Politicians make the right noises

It's regulation, or perhaps the lack of it, for bitcoin that politicians on both sides of the Atlantic are discussing this week.

A member of the Parliament Treasury Select Committee, the legislative body that scrutinises the United Kingdom government's financial institutions, told the House of Commons that bitcoin doesn't need further rules. The committee member, Steve Baker, explained to CoinDesk that digital currencies could function perfectly well within existing laws, while more regulation threatens to strangle innovation.

Baker's view was echoed by another British politician, Chi Onwurah, who is a shadow cabinet minister with the opposition Labour party. Onwurah, speaking to CoinDesk two weeks ago, said it is too early to devise a regulatory framework for digital currencies, and besides, cryptocurrencies hold the potential to reduce the amount of power concentrated in the hands of big banks.

Onwurah's view appears to be shared by US congressman Steve Stockman, who submitted a bill to the legislative chamber asking for a moratorium on digital currency regulations at both state and federal levels for a five year period.

Stockman invoked Apple founder Steve Jobs' name in justifying the move, hypothesising that the technology visionary would never have gotten his company off the ground in the '80s if onerous regulations had been in his way.
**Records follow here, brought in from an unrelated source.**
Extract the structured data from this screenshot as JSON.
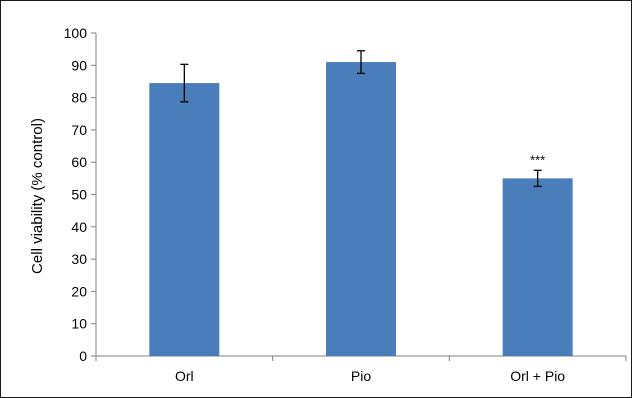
{
  "chart_data": {
    "type": "bar",
    "categories": [
      "Orl",
      "Pio",
      "Orl + Pio"
    ],
    "values": [
      84.5,
      91,
      55
    ],
    "error_bars": [
      5.8,
      3.5,
      2.5
    ],
    "annotations": [
      "",
      "",
      "***"
    ],
    "title": "",
    "xlabel": "",
    "ylabel": "Cell viability (% control)",
    "ylim": [
      0,
      100
    ],
    "yticks": [
      0,
      10,
      20,
      30,
      40,
      50,
      60,
      70,
      80,
      90,
      100
    ],
    "grid": false,
    "legend": "none",
    "colors": {
      "bar": "#4a7ebb",
      "axis": "#808080",
      "error": "#000000"
    }
  }
}
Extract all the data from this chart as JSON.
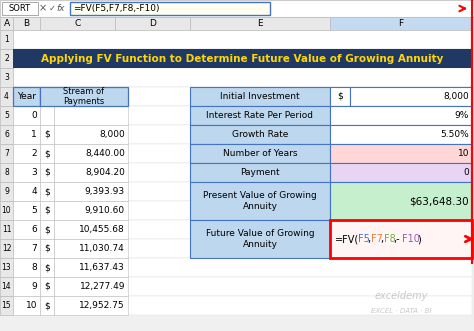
{
  "title": "Applying FV Function to Determine Future Value of Growing Annuity",
  "title_bg": "#1F3864",
  "title_color": "#FFD700",
  "formula_bar_text": "=FV(F5,F7,F8,-F10)",
  "formula_bar_label": "SORT",
  "col_headers": [
    "A",
    "B",
    "C",
    "D",
    "E",
    "F"
  ],
  "left_table": {
    "header_bg": "#BDD7EE",
    "header_border": "#4472C4",
    "col1_header": "Year",
    "col2_header": "Stream of\nPayments",
    "rows": [
      [
        0,
        "",
        ""
      ],
      [
        1,
        "$",
        "8,000"
      ],
      [
        2,
        "$",
        "8,440.00"
      ],
      [
        3,
        "$",
        "8,904.20"
      ],
      [
        4,
        "$",
        "9,393.93"
      ],
      [
        5,
        "$",
        "9,910.60"
      ],
      [
        6,
        "$",
        "10,455.68"
      ],
      [
        7,
        "$",
        "11,030.74"
      ],
      [
        8,
        "$",
        "11,637.43"
      ],
      [
        9,
        "$",
        "12,277.49"
      ],
      [
        10,
        "$",
        "12,952.75"
      ]
    ]
  },
  "right_table": {
    "header_bg": "#BDD7EE",
    "header_border": "#4472C4",
    "rows": [
      {
        "label": "Initial Investment",
        "dollar": "$",
        "value": "8,000",
        "label_bg": "#BDD7EE",
        "val_bg": "#FFFFFF"
      },
      {
        "label": "Interest Rate Per Period",
        "dollar": "",
        "value": "9%",
        "label_bg": "#BDD7EE",
        "val_bg": "#FFFFFF"
      },
      {
        "label": "Growth Rate",
        "dollar": "",
        "value": "5.50%",
        "label_bg": "#BDD7EE",
        "val_bg": "#FFFFFF"
      },
      {
        "label": "Number of Years",
        "dollar": "",
        "value": "10",
        "label_bg": "#BDD7EE",
        "val_bg": "#FFD7D7"
      },
      {
        "label": "Payment",
        "dollar": "",
        "value": "0",
        "label_bg": "#BDD7EE",
        "val_bg": "#E8D5F5"
      }
    ],
    "pv_label": "Present Value of Growing\nAnnuity",
    "pv_value": "$63,648.30",
    "pv_val_bg": "#C6EFCE",
    "pv_label_bg": "#BDD7EE",
    "fv_label": "Future Value of Growing\nAnnuity",
    "fv_value": "=FV(F5,F7,F8,-F10)",
    "fv_val_bg": "#FFF5F5",
    "fv_label_bg": "#BDD7EE",
    "fv_border": "#FF0000"
  },
  "watermark_line1": "exceldemy",
  "watermark_line2": "EXCEL · DATA · BI",
  "formula_bg": "#FFFFF0"
}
USMS auction fails to affect price

The US government may not have settled on a legal framework for bitcoin at all levels yet, but it is clear on one thing: selling seized bitcoin assets for US dollars is perfectly legitimate. The US Marshalls Service completed its second auction of bitcoin from a seized stash belonging to Ross Ulbricht, the alleged Silk Road kingpin on 4th December.

Bidders were lukewarm about putting money on the table. The number of bids compared to the inaugural June auction of similarly seized coins fell by nearly 60%, while the number of registered bidders fell by three quarters.

The federal agency put 50,000 BTC on the block this time, up from the nearly 30,000 coins auctioned in the summer. The winner of all the coins in the first auction, Tim Draper, won just a small chunk of 2,000 coins this time.

The bitcoin price was unaffected by the latest USMS auction, trading in the $370s all week. In the build up to the first auction, the price rose gradually, but did not budge when Draper revealed himself to be the sole winner. It did, however, begin a steep decline weeks later.

However, all this news – positive or not – may matter little in the long run, according to the reliably bullish Martin Tillier of Nasdaq. Tillier poses the following question to his readers: if you had $375 to spend on a Christmas gift, would you put it in dollars that are guaranteed to gradually fall in value, or spend it on bitcoin?

He writes:

"If bitcoin fails you have the same result [the recipient still has one bitcoin]. But if stability continues and is a sign of maturity then that future generation will be thanking you forever. That seems like a risk/reward ratio too good to turn down."